Deadliest month for Syria civilians in US-led strikes


U.S.-led air strikes on Syria killed a total of 225 civilians over the past month, a monitor said Tuesday, the highest 30-day toll since the campaign began in 2014.

The Syrian Observatory for Human Rights said the civilian dead between April 23 and May 23 included 44 children and 36 women. The U.S.-led air campaign against the Daesh terrorist group in Syria began on September 23, 2014. "The past month of operations is the highest civilian toll since the coalition began bombing Syria," Observatory head Rami Abdel Rahman told AFP. "There has been a very big escalation."

The past month's deaths brought the overall civilian toll from the coalition campaign to 1,481, among them 319 children, the Britain-based monitoring group said.

The U.S. military said in May that coalition air strikes in Syria and Iraq had "unintentionally" killed 352 civilians since operations against Daesh began. The strikes between April 23 and May 23 also killed 122 Daesh militants and eight fighters loyal to the Syrian regime, the Observatory said.

The U.S.-led coalition has been bombing Daesh in Syria since 2014 and is backing an offensive to defeat the group in Raqqa city, the de facto heart of the group's so-called "Islamic caliphate."

The regime's news agency SANA also reported the air raid, accusing the U.S.-led coalition of inflicting "dozens" of casualties and almost completely destroying the school site.

In March, the coalition said its raids Syria and in Iraq and unintentionally killed at least 220 civilians. But other monitors say the number is much higher. More than 320,000 people have been killed and millions more displaced since Syria's conflict erupted in March 2011 with protests against Bashar Al-Assad.

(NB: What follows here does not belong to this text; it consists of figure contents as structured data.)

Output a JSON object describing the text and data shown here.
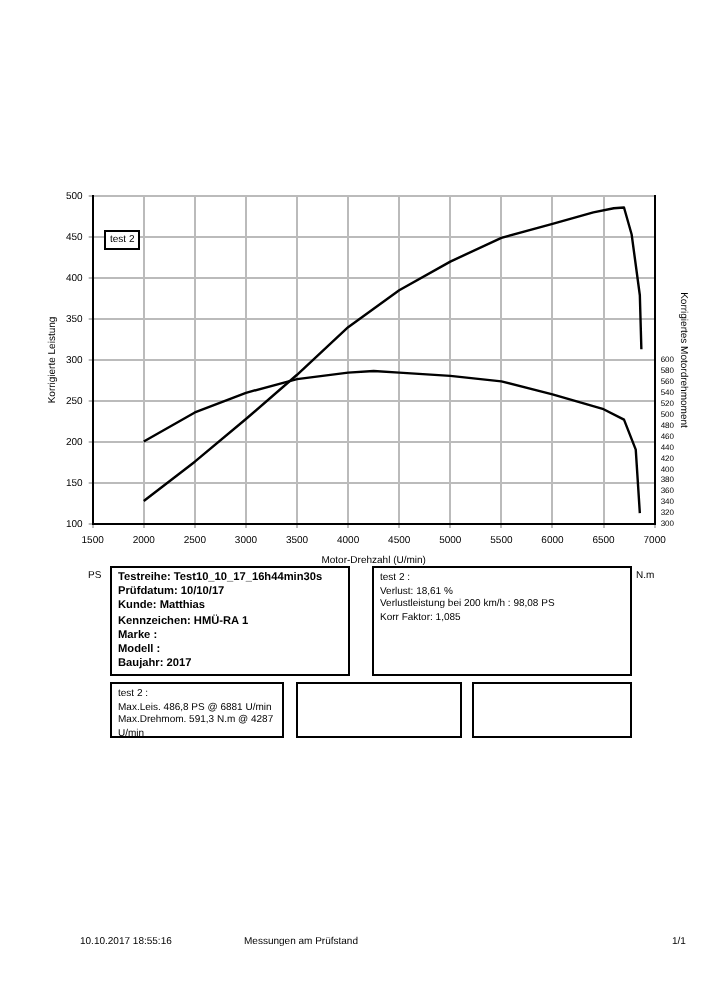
{
  "chart_data": {
    "type": "line",
    "xlabel": "Motor-Drehzahl (U/min)",
    "ylabel": "Korrigierte Leistung",
    "y2label": "Korrigiertes Motordrehmoment",
    "xlim": [
      1500,
      7000
    ],
    "xticks": [
      1500,
      2000,
      2500,
      3000,
      3500,
      4000,
      4500,
      5000,
      5500,
      6000,
      6500,
      7000
    ],
    "ylim": [
      100,
      500
    ],
    "yticks": [
      100,
      150,
      200,
      250,
      300,
      350,
      400,
      450,
      500
    ],
    "y2lim": [
      300,
      900
    ],
    "y2ticks": [
      300,
      320,
      340,
      360,
      380,
      400,
      420,
      440,
      460,
      480,
      500,
      520,
      540,
      560,
      580,
      600
    ],
    "grid": true,
    "legend": false,
    "marker": "none",
    "line_style": "solid",
    "series": [
      {
        "color": "#000000",
        "x": [
          2000,
          2500,
          3000,
          3500,
          4000,
          4500,
          5000,
          5500,
          6000,
          6400,
          6600,
          6700,
          6775,
          6855,
          6870
        ],
        "values": [
          128,
          176,
          228,
          282,
          340,
          385,
          420,
          449,
          466,
          480,
          485,
          486,
          453,
          379,
          313
        ]
      },
      {
        "color": "#000000",
        "axis": "y2",
        "x": [
          2000,
          2500,
          3000,
          3500,
          4000,
          4250,
          4500,
          5000,
          5500,
          6000,
          6500,
          6700,
          6815,
          6855
        ],
        "values": [
          451,
          504,
          540,
          565,
          577,
          580,
          577,
          571,
          561,
          537,
          510,
          491,
          436,
          320
        ]
      }
    ],
    "annotations": [
      "test 2",
      "PS",
      "N.m",
      "Testreihe: Test10_10_17_16h44min30s",
      "Prüfdatum: 10/10/17",
      "Kunde: Matthias",
      "Kennzeichen: HMÜ-RA 1",
      "Marke :",
      "Modell :",
      "Baujahr: 2017",
      "test 2 :",
      "Verlust: 18,61 %",
      "Verlustleistung bei 200 km/h : 98,08 PS",
      "Korr Faktor: 1,085",
      "test 2 :",
      "Max.Leis. 486,8 PS @ 6881 U/min",
      "Max.Drehmom. 591,3 N.m @ 4287 U/min",
      "10.10.2017 18:55:16",
      "Messungen am Prüfstand",
      "1/1"
    ]
  }
}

Meanwhile, an explosion in the central Syrian city of Homs yesterday killed at least four people and wounded more than two dozen while Assad forces "destroyed" a truck bomb near the Damascus airport, Syria's state media reported. The blast in Homs came two days after opposition fighters left al-Waer, the city's last opposition-held neighborhood, bringing the entire city back under regime control for the first time in more than five years.